Over the past few years Telus, the cell phone provider, has received tens of thousands of search warrants, production orders and interception authorizations from police requiring them to hand over customer information and communications. Usually, warrants and production orders require cell phone providers to produce past communications, and interception orders allow for real-time surveillance. In March 2010, however, the police served Telus with a General Warrant and Assistance Order requiring the company to produce all text messages to and from a specific customer over the next 14 days. The police argued that, because Telus stored text messages for 30 days, this was not a wiretap. In practice, however, this type of warrant would give police daily, surreptitious access to all private messages, at times allowing law enforcement to read messages before the that had been received or read by the intended recipient.
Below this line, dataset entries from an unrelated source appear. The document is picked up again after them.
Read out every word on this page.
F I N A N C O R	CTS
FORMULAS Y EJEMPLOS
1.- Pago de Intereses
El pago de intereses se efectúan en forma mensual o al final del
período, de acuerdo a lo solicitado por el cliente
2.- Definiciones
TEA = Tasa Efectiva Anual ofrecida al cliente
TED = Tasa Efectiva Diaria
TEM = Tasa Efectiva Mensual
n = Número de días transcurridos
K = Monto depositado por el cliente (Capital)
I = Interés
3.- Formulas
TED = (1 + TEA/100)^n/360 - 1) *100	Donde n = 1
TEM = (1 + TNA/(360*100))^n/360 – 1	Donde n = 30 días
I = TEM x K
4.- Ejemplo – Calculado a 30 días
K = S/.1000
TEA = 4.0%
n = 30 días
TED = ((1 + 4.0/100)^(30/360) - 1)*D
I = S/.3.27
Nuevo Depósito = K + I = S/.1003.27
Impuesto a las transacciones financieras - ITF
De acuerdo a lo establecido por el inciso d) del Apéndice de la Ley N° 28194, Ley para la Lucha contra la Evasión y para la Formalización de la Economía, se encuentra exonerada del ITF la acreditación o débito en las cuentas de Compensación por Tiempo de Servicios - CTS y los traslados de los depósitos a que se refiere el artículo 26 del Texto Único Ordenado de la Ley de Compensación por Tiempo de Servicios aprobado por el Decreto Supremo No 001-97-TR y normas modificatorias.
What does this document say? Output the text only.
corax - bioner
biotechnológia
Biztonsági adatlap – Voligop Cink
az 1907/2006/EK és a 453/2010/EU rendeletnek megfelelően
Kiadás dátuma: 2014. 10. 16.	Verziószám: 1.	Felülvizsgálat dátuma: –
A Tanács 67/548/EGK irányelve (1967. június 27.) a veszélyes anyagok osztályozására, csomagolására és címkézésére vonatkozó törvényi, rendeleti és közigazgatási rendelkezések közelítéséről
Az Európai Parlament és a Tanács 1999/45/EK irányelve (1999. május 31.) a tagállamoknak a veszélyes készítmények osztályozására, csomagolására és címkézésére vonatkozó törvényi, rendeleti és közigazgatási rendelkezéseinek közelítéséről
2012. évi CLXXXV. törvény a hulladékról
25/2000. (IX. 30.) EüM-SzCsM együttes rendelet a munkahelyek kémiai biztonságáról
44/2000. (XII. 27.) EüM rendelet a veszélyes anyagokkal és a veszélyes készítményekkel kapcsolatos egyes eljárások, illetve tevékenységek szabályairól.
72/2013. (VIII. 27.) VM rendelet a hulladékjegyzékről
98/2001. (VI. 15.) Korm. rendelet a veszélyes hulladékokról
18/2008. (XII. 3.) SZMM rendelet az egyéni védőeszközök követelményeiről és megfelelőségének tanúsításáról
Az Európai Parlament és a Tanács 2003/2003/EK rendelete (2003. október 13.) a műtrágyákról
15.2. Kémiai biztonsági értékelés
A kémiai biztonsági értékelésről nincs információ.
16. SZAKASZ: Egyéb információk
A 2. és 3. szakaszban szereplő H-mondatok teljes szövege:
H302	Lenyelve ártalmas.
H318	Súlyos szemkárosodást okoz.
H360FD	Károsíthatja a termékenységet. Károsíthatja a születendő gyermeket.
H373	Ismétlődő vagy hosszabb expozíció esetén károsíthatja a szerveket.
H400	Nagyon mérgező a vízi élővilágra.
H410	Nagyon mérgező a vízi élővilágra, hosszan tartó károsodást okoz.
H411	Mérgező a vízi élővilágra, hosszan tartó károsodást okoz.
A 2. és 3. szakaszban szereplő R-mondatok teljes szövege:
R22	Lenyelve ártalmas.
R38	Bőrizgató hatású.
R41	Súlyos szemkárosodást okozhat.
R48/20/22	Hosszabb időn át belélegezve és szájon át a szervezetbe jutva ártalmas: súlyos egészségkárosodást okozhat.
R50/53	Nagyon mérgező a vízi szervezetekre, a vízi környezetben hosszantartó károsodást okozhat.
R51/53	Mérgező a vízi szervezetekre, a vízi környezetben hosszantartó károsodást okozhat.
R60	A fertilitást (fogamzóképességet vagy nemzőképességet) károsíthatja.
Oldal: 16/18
The CCLA argued that text messages that are surreptitiously obtained from a cell phone service provider in the midst of the transmission process must be subject to the protections offered to wiretaps in the Criminal Code. As outlined in our Supreme Court arguments, from the standpoint of ordinary Canadians, the key questions and answers in this case seem obvious. Is texting like an oral phone conversation? Yes. If the police obtain your texts from the telephone company who transmits them, is that the same as listening in on your conversation? Yes. Is your expectation of privacy the same? Yes. Should the protection of your privacy be the same? Yes. We hope that the Supreme Court agrees.